重要な手がかり

第5話 手紙

 青ざめたままの音葉を連れて、響は次の部屋へと進む。

 そこは今まで見た中でも広めの部屋だった。

 窓際に机があるのは同じだが、ベッドは部屋の中央にあり、天蓋が備えられている。ヨーロッパの王侯貴族が寝るような造りだった。


 音葉がまっすぐに机に向かう。

 響が追いかけていくと、彼女は早くも抽斗から封筒を出していた。


「手紙?」


 それには、『恭一朗きょういちろうさまへ』と書かれた便箋が入っていた。

「う、旧かなだ。読める?」

「ええ、なんとか。訳しましょうか?」

「よろしく」

 音葉が手紙を現代語で読み上げていく。


「恭一朗さまへ

 私と生涯を共にしてくださると仰ってくださったこと、いまでも夢のように嬉しく思っています。小さいころからずっと、あなたは私の慕わしい お方でした。
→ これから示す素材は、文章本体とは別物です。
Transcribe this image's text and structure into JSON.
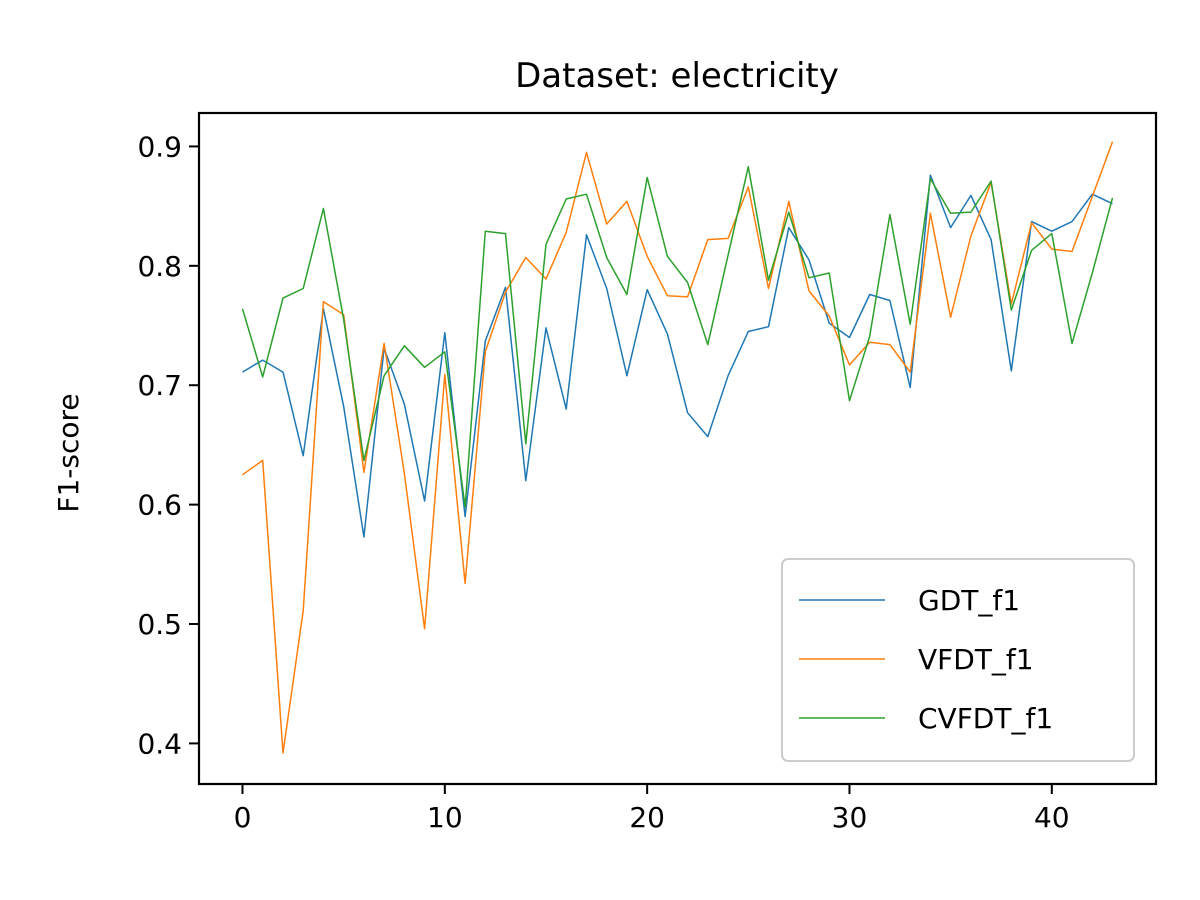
{
  "chart_data": {
    "type": "line",
    "title": "Dataset: electricity",
    "xlabel": "",
    "ylabel": "F1-score",
    "xlim": [
      -2.15,
      45.15
    ],
    "ylim": [
      0.366,
      0.928
    ],
    "x_ticks": [
      0,
      10,
      20,
      30,
      40
    ],
    "y_ticks": [
      0.4,
      0.5,
      0.6,
      0.7,
      0.8,
      0.9
    ],
    "y_tick_labels": [
      "0.4",
      "0.5",
      "0.6",
      "0.7",
      "0.8",
      "0.9"
    ],
    "grid": false,
    "legend_position": "bottom-right",
    "x": [
      0,
      1,
      2,
      3,
      4,
      5,
      6,
      7,
      8,
      9,
      10,
      11,
      12,
      13,
      14,
      15,
      16,
      17,
      18,
      19,
      20,
      21,
      22,
      23,
      24,
      25,
      26,
      27,
      28,
      29,
      30,
      31,
      32,
      33,
      34,
      35,
      36,
      37,
      38,
      39,
      40,
      41,
      42,
      43
    ],
    "series": [
      {
        "name": "GDT_f1",
        "color": "#1f77b4",
        "values": [
          0.711,
          0.721,
          0.711,
          0.641,
          0.764,
          0.682,
          0.573,
          0.731,
          0.684,
          0.603,
          0.744,
          0.59,
          0.737,
          0.782,
          0.62,
          0.748,
          0.68,
          0.826,
          0.781,
          0.708,
          0.78,
          0.743,
          0.677,
          0.657,
          0.708,
          0.745,
          0.749,
          0.832,
          0.805,
          0.752,
          0.74,
          0.776,
          0.771,
          0.698,
          0.876,
          0.832,
          0.859,
          0.822,
          0.712,
          0.837,
          0.829,
          0.837,
          0.86,
          0.852
        ]
      },
      {
        "name": "VFDT_f1",
        "color": "#ff7f0e",
        "values": [
          0.625,
          0.637,
          0.392,
          0.511,
          0.77,
          0.759,
          0.627,
          0.735,
          0.626,
          0.496,
          0.709,
          0.534,
          0.728,
          0.778,
          0.807,
          0.789,
          0.828,
          0.895,
          0.835,
          0.854,
          0.808,
          0.775,
          0.774,
          0.822,
          0.823,
          0.866,
          0.781,
          0.854,
          0.779,
          0.758,
          0.717,
          0.736,
          0.734,
          0.711,
          0.844,
          0.757,
          0.825,
          0.87,
          0.768,
          0.836,
          0.814,
          0.812,
          0.858,
          0.904
        ]
      },
      {
        "name": "CVFDT_f1",
        "color": "#2ca02c",
        "values": [
          0.764,
          0.707,
          0.773,
          0.781,
          0.848,
          0.755,
          0.637,
          0.708,
          0.733,
          0.715,
          0.728,
          0.598,
          0.829,
          0.827,
          0.651,
          0.818,
          0.856,
          0.86,
          0.807,
          0.776,
          0.874,
          0.808,
          0.786,
          0.734,
          0.809,
          0.883,
          0.788,
          0.845,
          0.79,
          0.794,
          0.687,
          0.741,
          0.843,
          0.751,
          0.873,
          0.844,
          0.845,
          0.871,
          0.763,
          0.813,
          0.827,
          0.735,
          0.794,
          0.857
        ]
      }
    ]
  }
}
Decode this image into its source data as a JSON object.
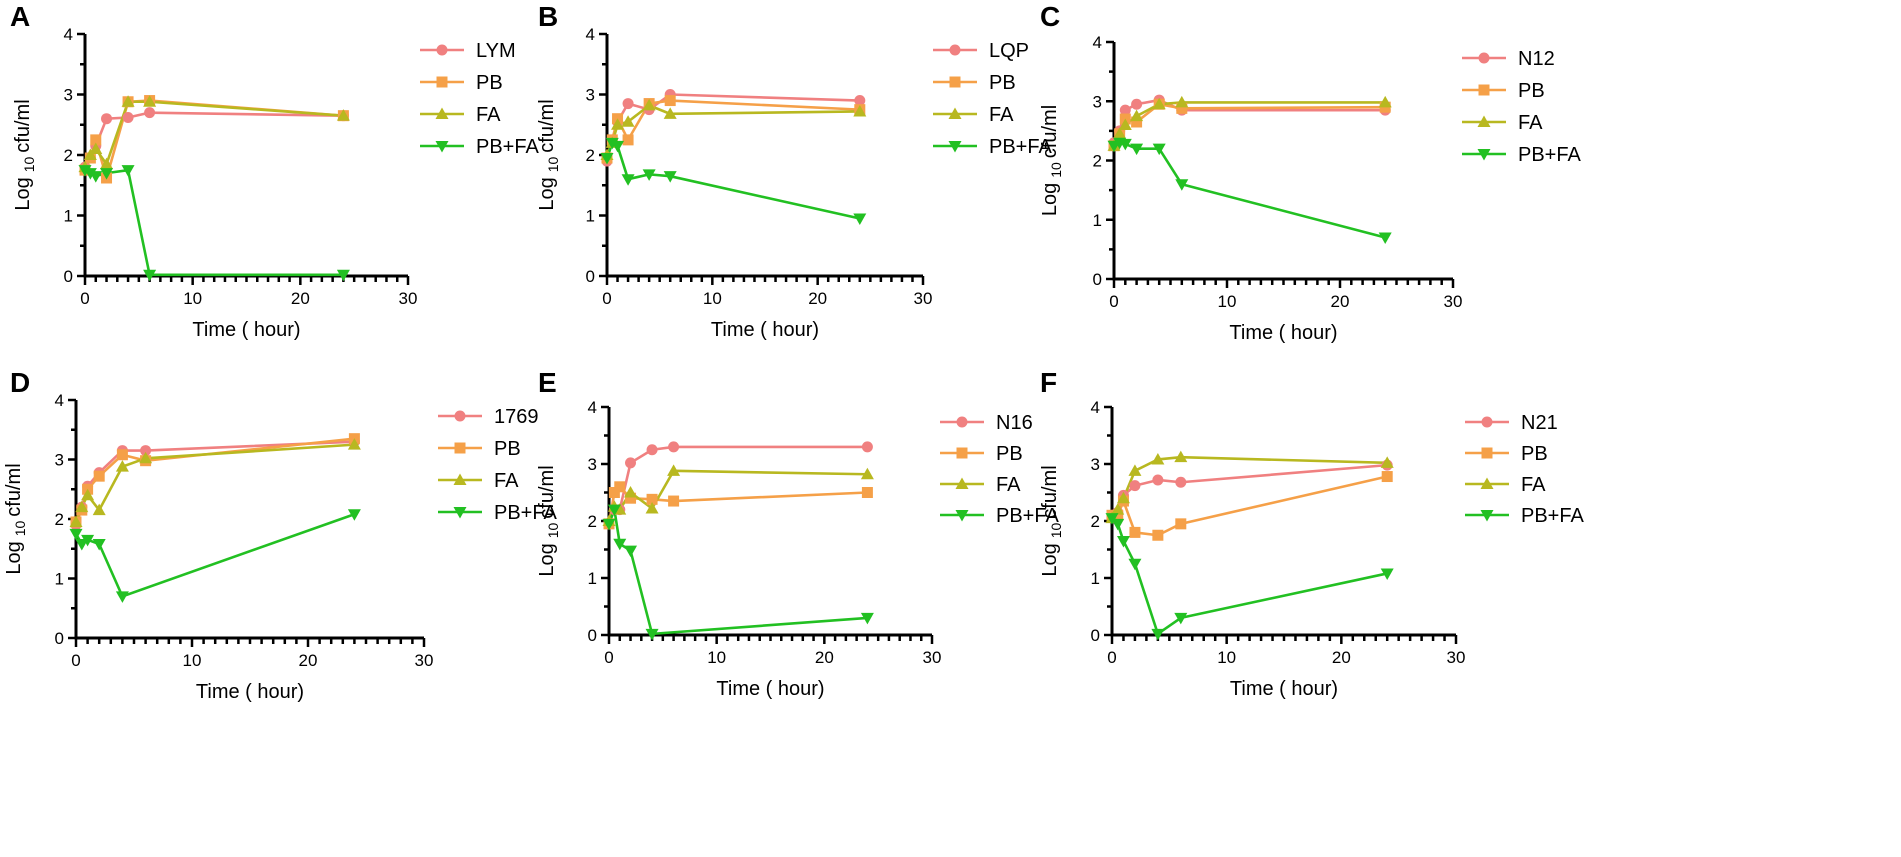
{
  "colors": {
    "strain": "#f08080",
    "pb": "#f5a048",
    "fa": "#b8b820",
    "pbfa": "#22c022"
  },
  "chart_data": [
    {
      "type": "line",
      "panel": "A",
      "xlabel": "Time ( hour)",
      "ylabel_prefix": "Log",
      "ylabel_sub": "10",
      "ylabel_suffix": "cfu/ml",
      "xlim": [
        0,
        30
      ],
      "ylim": [
        0,
        4
      ],
      "xticks": [
        0,
        10,
        20,
        30
      ],
      "yticks": [
        0,
        1,
        2,
        3,
        4
      ],
      "series": [
        {
          "name": "LYM",
          "marker": "circle",
          "color": "#f08080",
          "x": [
            0,
            0.5,
            1,
            2,
            4,
            6,
            24
          ],
          "y": [
            1.8,
            1.95,
            2.15,
            2.6,
            2.62,
            2.7,
            2.65
          ]
        },
        {
          "name": "PB",
          "marker": "square",
          "color": "#f5a048",
          "x": [
            0,
            0.5,
            1,
            2,
            4,
            6,
            24
          ],
          "y": [
            1.75,
            1.95,
            2.25,
            1.62,
            2.88,
            2.9,
            2.65
          ]
        },
        {
          "name": "FA",
          "marker": "triangle-up",
          "color": "#b8b820",
          "x": [
            0,
            0.5,
            1,
            2,
            4,
            6,
            24
          ],
          "y": [
            1.8,
            2.0,
            2.1,
            1.85,
            2.88,
            2.88,
            2.65
          ]
        },
        {
          "name": "PB+FA",
          "marker": "triangle-down",
          "color": "#22c022",
          "x": [
            0,
            0.5,
            1,
            2,
            4,
            6,
            24
          ],
          "y": [
            1.75,
            1.7,
            1.65,
            1.7,
            1.75,
            0.02,
            0.02
          ]
        }
      ]
    },
    {
      "type": "line",
      "panel": "B",
      "xlabel": "Time ( hour)",
      "ylabel_prefix": "Log",
      "ylabel_sub": "10",
      "ylabel_suffix": "cfu/ml",
      "xlim": [
        0,
        30
      ],
      "ylim": [
        0,
        4
      ],
      "xticks": [
        0,
        10,
        20,
        30
      ],
      "yticks": [
        0,
        1,
        2,
        3,
        4
      ],
      "series": [
        {
          "name": "LQP",
          "marker": "circle",
          "color": "#f08080",
          "x": [
            0,
            0.5,
            1,
            2,
            4,
            6,
            24
          ],
          "y": [
            1.9,
            2.25,
            2.55,
            2.85,
            2.75,
            3.0,
            2.9
          ]
        },
        {
          "name": "PB",
          "marker": "square",
          "color": "#f5a048",
          "x": [
            0,
            0.5,
            1,
            2,
            4,
            6,
            24
          ],
          "y": [
            1.95,
            2.25,
            2.6,
            2.25,
            2.85,
            2.9,
            2.75
          ]
        },
        {
          "name": "FA",
          "marker": "triangle-up",
          "color": "#b8b820",
          "x": [
            0,
            0.5,
            1,
            2,
            4,
            6,
            24
          ],
          "y": [
            2.0,
            2.2,
            2.5,
            2.55,
            2.82,
            2.68,
            2.72
          ]
        },
        {
          "name": "PB+FA",
          "marker": "triangle-down",
          "color": "#22c022",
          "x": [
            0,
            0.5,
            1,
            2,
            4,
            6,
            24
          ],
          "y": [
            1.95,
            2.2,
            2.15,
            1.6,
            1.68,
            1.65,
            0.95
          ]
        }
      ]
    },
    {
      "type": "line",
      "panel": "C",
      "xlabel": "Time ( hour)",
      "ylabel_prefix": "Log",
      "ylabel_sub": "10",
      "ylabel_suffix": "cfu/ml",
      "xlim": [
        0,
        30
      ],
      "ylim": [
        0,
        4
      ],
      "xticks": [
        0,
        10,
        20,
        30
      ],
      "yticks": [
        0,
        1,
        2,
        3,
        4
      ],
      "series": [
        {
          "name": "N12",
          "marker": "circle",
          "color": "#f08080",
          "x": [
            0,
            0.5,
            1,
            2,
            4,
            6,
            24
          ],
          "y": [
            2.3,
            2.5,
            2.85,
            2.95,
            3.02,
            2.85,
            2.85
          ]
        },
        {
          "name": "PB",
          "marker": "square",
          "color": "#f5a048",
          "x": [
            0,
            0.5,
            1,
            2,
            4,
            6,
            24
          ],
          "y": [
            2.25,
            2.45,
            2.7,
            2.65,
            2.95,
            2.88,
            2.9
          ]
        },
        {
          "name": "FA",
          "marker": "triangle-up",
          "color": "#b8b820",
          "x": [
            0,
            0.5,
            1,
            2,
            4,
            6,
            24
          ],
          "y": [
            2.25,
            2.45,
            2.6,
            2.75,
            2.95,
            2.98,
            2.98
          ]
        },
        {
          "name": "PB+FA",
          "marker": "triangle-down",
          "color": "#22c022",
          "x": [
            0,
            0.5,
            1,
            2,
            4,
            6,
            24
          ],
          "y": [
            2.25,
            2.3,
            2.28,
            2.2,
            2.2,
            1.6,
            0.7
          ]
        }
      ]
    },
    {
      "type": "line",
      "panel": "D",
      "xlabel": "Time ( hour)",
      "ylabel_prefix": "Log",
      "ylabel_sub": "10",
      "ylabel_suffix": "cfu/ml",
      "xlim": [
        0,
        30
      ],
      "ylim": [
        0,
        4
      ],
      "xticks": [
        0,
        10,
        20,
        30
      ],
      "yticks": [
        0,
        1,
        2,
        3,
        4
      ],
      "series": [
        {
          "name": "1769",
          "marker": "circle",
          "color": "#f08080",
          "x": [
            0,
            0.5,
            1,
            2,
            4,
            6,
            24
          ],
          "y": [
            1.9,
            2.2,
            2.55,
            2.78,
            3.15,
            3.15,
            3.3
          ]
        },
        {
          "name": "PB",
          "marker": "square",
          "color": "#f5a048",
          "x": [
            0,
            0.5,
            1,
            2,
            4,
            6,
            24
          ],
          "y": [
            1.95,
            2.15,
            2.5,
            2.72,
            3.08,
            2.98,
            3.35
          ]
        },
        {
          "name": "FA",
          "marker": "triangle-up",
          "color": "#b8b820",
          "x": [
            0,
            0.5,
            1,
            2,
            4,
            6,
            24
          ],
          "y": [
            1.95,
            2.2,
            2.4,
            2.15,
            2.88,
            3.02,
            3.25
          ]
        },
        {
          "name": "PB+FA",
          "marker": "triangle-down",
          "color": "#22c022",
          "x": [
            0,
            0.5,
            1,
            2,
            4,
            6,
            24
          ],
          "y": [
            1.75,
            1.58,
            1.65,
            1.58,
            0.7,
            null,
            2.08
          ]
        }
      ]
    },
    {
      "type": "line",
      "panel": "E",
      "xlabel": "Time ( hour)",
      "ylabel_prefix": "Log",
      "ylabel_sub": "10",
      "ylabel_suffix": "cfu/ml",
      "xlim": [
        0,
        30
      ],
      "ylim": [
        0,
        4
      ],
      "xticks": [
        0,
        10,
        20,
        30
      ],
      "yticks": [
        0,
        1,
        2,
        3,
        4
      ],
      "series": [
        {
          "name": "N16",
          "marker": "circle",
          "color": "#f08080",
          "x": [
            0,
            0.5,
            1,
            2,
            4,
            6,
            24
          ],
          "y": [
            1.95,
            2.2,
            2.2,
            3.02,
            3.25,
            3.3,
            3.3
          ]
        },
        {
          "name": "PB",
          "marker": "square",
          "color": "#f5a048",
          "x": [
            0,
            0.5,
            1,
            2,
            4,
            6,
            24
          ],
          "y": [
            1.95,
            2.5,
            2.6,
            2.4,
            2.38,
            2.35,
            2.5
          ]
        },
        {
          "name": "FA",
          "marker": "triangle-up",
          "color": "#b8b820",
          "x": [
            0,
            0.5,
            1,
            2,
            4,
            6,
            24
          ],
          "y": [
            2.0,
            2.25,
            2.2,
            2.5,
            2.22,
            2.88,
            2.82
          ]
        },
        {
          "name": "PB+FA",
          "marker": "triangle-down",
          "color": "#22c022",
          "x": [
            0,
            0.5,
            1,
            2,
            4,
            6,
            24
          ],
          "y": [
            1.95,
            2.2,
            1.6,
            1.48,
            0.02,
            null,
            0.3
          ]
        }
      ]
    },
    {
      "type": "line",
      "panel": "F",
      "xlabel": "Time ( hour)",
      "ylabel_prefix": "Log",
      "ylabel_sub": "10",
      "ylabel_suffix": "cfu/ml",
      "xlim": [
        0,
        30
      ],
      "ylim": [
        0,
        4
      ],
      "xticks": [
        0,
        10,
        20,
        30
      ],
      "yticks": [
        0,
        1,
        2,
        3,
        4
      ],
      "series": [
        {
          "name": "N21",
          "marker": "circle",
          "color": "#f08080",
          "x": [
            0,
            0.5,
            1,
            2,
            4,
            6,
            24
          ],
          "y": [
            2.1,
            2.15,
            2.45,
            2.62,
            2.72,
            2.68,
            2.98
          ]
        },
        {
          "name": "PB",
          "marker": "square",
          "color": "#f5a048",
          "x": [
            0,
            0.5,
            1,
            2,
            4,
            6,
            24
          ],
          "y": [
            2.1,
            2.1,
            2.35,
            1.8,
            1.75,
            1.95,
            2.78
          ]
        },
        {
          "name": "FA",
          "marker": "triangle-up",
          "color": "#b8b820",
          "x": [
            0,
            0.5,
            1,
            2,
            4,
            6,
            24
          ],
          "y": [
            2.05,
            2.2,
            2.4,
            2.88,
            3.08,
            3.12,
            3.02
          ]
        },
        {
          "name": "PB+FA",
          "marker": "triangle-down",
          "color": "#22c022",
          "x": [
            0,
            0.5,
            1,
            2,
            4,
            6,
            24
          ],
          "y": [
            2.05,
            1.95,
            1.65,
            1.25,
            0.02,
            0.3,
            1.08
          ]
        }
      ]
    }
  ]
}
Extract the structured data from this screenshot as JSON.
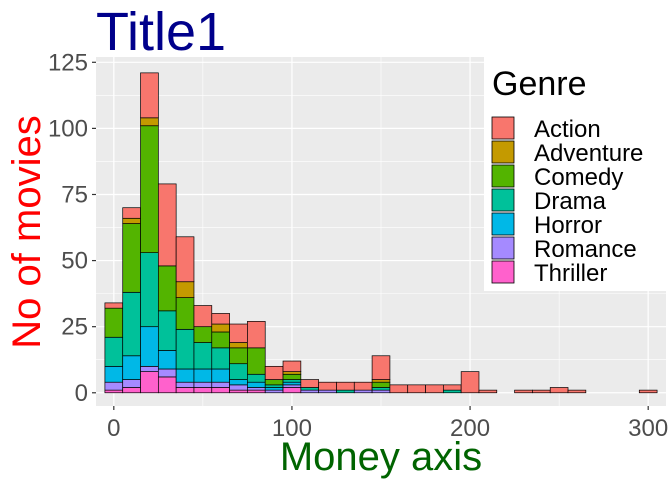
{
  "chart_data": {
    "type": "bar",
    "stacked": true,
    "title": "Title1",
    "xlabel": "Money axis",
    "ylabel": "No of movies",
    "title_color": "#00008B",
    "xlabel_color": "#006400",
    "ylabel_color": "#FF0000",
    "xlim": [
      -10,
      310
    ],
    "ylim": [
      -5,
      127
    ],
    "x_ticks": [
      0,
      100,
      200,
      300
    ],
    "y_ticks": [
      0,
      25,
      50,
      75,
      100,
      125
    ],
    "bin_width": 10,
    "grid": true,
    "legend_position": "top-right",
    "legend_title": "Genre",
    "bin_centers": [
      0,
      10,
      20,
      30,
      40,
      50,
      60,
      70,
      80,
      90,
      100,
      110,
      120,
      130,
      140,
      150,
      160,
      170,
      180,
      190,
      200,
      210,
      220,
      230,
      240,
      250,
      260,
      270,
      280,
      290,
      300
    ],
    "series": [
      {
        "name": "Thriller",
        "color": "#FF61CC",
        "values": [
          1,
          2,
          8,
          6,
          2,
          2,
          2,
          1,
          1,
          0,
          2,
          0,
          0,
          0,
          0,
          0,
          0,
          0,
          0,
          0,
          0,
          0,
          0,
          0,
          0,
          0,
          0,
          0,
          0,
          0,
          0
        ]
      },
      {
        "name": "Romance",
        "color": "#A58AFF",
        "values": [
          3,
          3,
          2,
          3,
          2,
          2,
          2,
          2,
          1,
          1,
          1,
          1,
          1,
          0,
          1,
          1,
          0,
          0,
          0,
          0,
          0,
          0,
          0,
          0,
          0,
          0,
          0,
          0,
          0,
          0,
          0
        ]
      },
      {
        "name": "Horror",
        "color": "#00B8E7",
        "values": [
          6,
          9,
          15,
          7,
          5,
          5,
          5,
          2,
          2,
          1,
          1,
          0,
          0,
          0,
          0,
          0,
          0,
          0,
          0,
          0,
          0,
          0,
          0,
          0,
          0,
          0,
          0,
          0,
          0,
          0,
          0
        ]
      },
      {
        "name": "Drama",
        "color": "#00C19A",
        "values": [
          11,
          24,
          28,
          15,
          15,
          10,
          8,
          6,
          3,
          1,
          1,
          1,
          0,
          1,
          0,
          1,
          0,
          0,
          0,
          1,
          0,
          0,
          0,
          0,
          0,
          0,
          0,
          0,
          0,
          0,
          0
        ]
      },
      {
        "name": "Comedy",
        "color": "#53B400",
        "values": [
          11,
          26,
          48,
          17,
          12,
          6,
          6,
          6,
          10,
          2,
          2,
          0,
          0,
          0,
          0,
          2,
          0,
          0,
          0,
          0,
          0,
          0,
          0,
          0,
          0,
          0,
          0,
          0,
          0,
          0,
          0
        ]
      },
      {
        "name": "Adventure",
        "color": "#C49A00",
        "values": [
          0,
          2,
          3,
          0,
          6,
          0,
          3,
          2,
          0,
          0,
          1,
          0,
          0,
          0,
          0,
          1,
          0,
          0,
          0,
          0,
          0,
          0,
          0,
          0,
          0,
          0,
          0,
          0,
          0,
          0,
          0
        ]
      },
      {
        "name": "Action",
        "color": "#F8766D",
        "values": [
          2,
          4,
          17,
          31,
          17,
          8,
          4,
          7,
          10,
          5,
          4,
          3,
          3,
          3,
          3,
          9,
          3,
          3,
          3,
          2,
          8,
          1,
          0,
          1,
          1,
          2,
          1,
          0,
          0,
          0,
          1
        ]
      }
    ]
  }
}
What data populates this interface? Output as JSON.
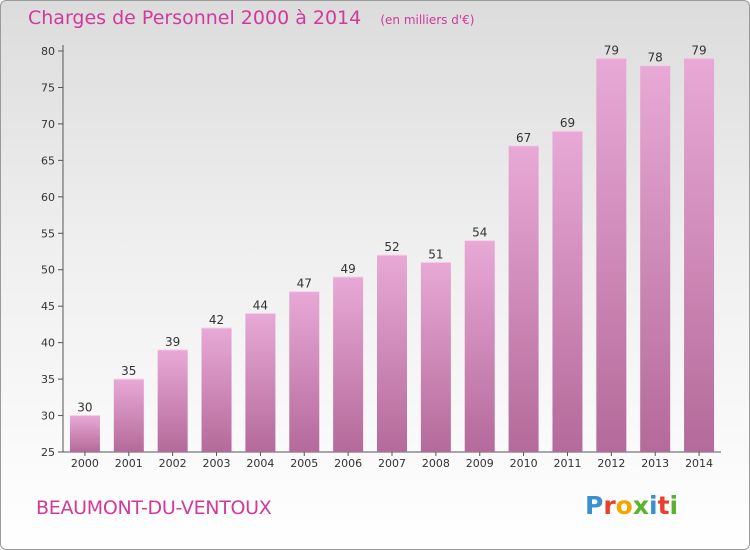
{
  "header": {
    "title": "Charges de Personnel 2000 à 2014",
    "subtitle": "(en milliers d'€)"
  },
  "footer": {
    "commune": "BEAUMONT-DU-VENTOUX",
    "logo_text": "Proxiti",
    "logo_colors": [
      "#3a8fd1",
      "#e8402a",
      "#f2a700",
      "#58b32f",
      "#3a8fd1",
      "#e8402a",
      "#58b32f"
    ]
  },
  "colors": {
    "bar_top": "#e8a9d6",
    "bar_bottom": "#b46a9a",
    "text": "#d13a9b",
    "axis": "#555555"
  },
  "chart_data": {
    "type": "bar",
    "categories": [
      "2000",
      "2001",
      "2002",
      "2003",
      "2004",
      "2005",
      "2006",
      "2007",
      "2008",
      "2009",
      "2010",
      "2011",
      "2012",
      "2013",
      "2014"
    ],
    "values": [
      30,
      35,
      39,
      42,
      44,
      47,
      49,
      52,
      51,
      54,
      67,
      69,
      79,
      78,
      79
    ],
    "title": "Charges de Personnel 2000 à 2014",
    "ylim": [
      25,
      80
    ],
    "yticks": [
      25,
      30,
      35,
      40,
      45,
      50,
      55,
      60,
      65,
      70,
      75,
      80
    ],
    "grid": false
  }
}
 憶えていらっしゃいますか? あの森で、あの邸で、ともに過ごした日々の幸せを。どれほど輝いた時間であったかを。


 ですが、嗣臣つぐおみさまのご心配も、よく解るのです。

 私の生まれは、あなたに相応しくありません。

 聞き分けることは、負けることではないはずです。

 あなたの幸せのためであれば、私はあなたのもとを去りましょう。

 それが私の勝利です。

 あなたの幸せこそが。

 

 あなたと奏でたモーツァルトがこの耳に残っている限り、私は幸せです。


 指輪と鍵をお返しいたします」


 そこで音葉の唇が震えた。

 はっと目を瞠り、呼吸を止める。

「音葉?」

 彼女の視線の先を見て、響も瞠目した。

 そこには、差出人の名前が書かれていた。


「……篠宮音葉……」


 音葉が悲鳴を上げ、手紙を放り出した。


「わたしは だれ⁉」


 そのとき、机の抽斗がひとりでに開いた。


「⁉」


 一枚の紙が飛び出して、ひらりと舞い、ふたりの足元に落ちる。


『ユビワ ヲ サガセ』


 響が拾い上げた紙には、そう書いてあった。


 震える音葉を見て、手にした紙を見て、響は悟る。


 都市伝説は、きっとほんとうだ。


 ここの主人は、失われたものを取り戻す力がある。

 今日、満月の夜だけに。


 そして、主人の願いというのは、きっとこれだろう。


 この願いを叶えて、音葉の記憶を取り戻してもらう。

 そうすれば、すべてがはっきりするはずだ。